During this time the first two volumes of his second major work “Knowledge of Logic” were published. 1816 they released the third volume. In this work draws Hegel the development of the Absolute. Following his time in Nuremberg Hegel went to Heidelberg, where he held a chair of philosophy. There he made in 1817, the “Encyclopedia of the Philosophical Sciences,” which set out the outline of his philosophical system. This encyclopedia summarizes Hegel’s work approaches systematically in his other writings, together with a synopsis, which includes his philosophical thoughts.

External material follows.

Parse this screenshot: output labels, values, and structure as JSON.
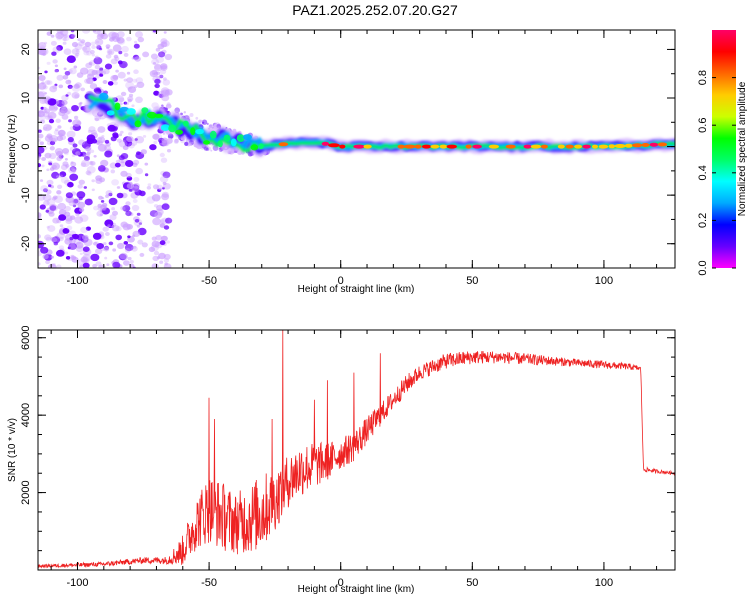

His system influenced by Marxism and Hegelianism and modern philosophical systems. In 1818, he left Heidelberg and went to Berlin. There he was at the Philosophical Faculty of the University of Fichte’s successor. 1821 his work appeared on “Philosophy of Right”. In it he outlined his conception of practical philosophy, in law, ethics and morality as a salutation means of the mind. Hegel held regularly from 1822 to 1830 the address “On the Philosophy of World History.” They gave him not only the validity of a Prussian philosopher, but of the top German philosopher par excellence.
In particular, his lectures on aesthetics, religious conviction and philosophy of history, in which he expounded his theory of “absolute spirit” have made an enormous mass appeal. His other teaching subjects as included philosophy of law, philosophy and art history.
Georg Wilhelm Friedrich Hegel died on 14 November 1831 in Berlin from cholera.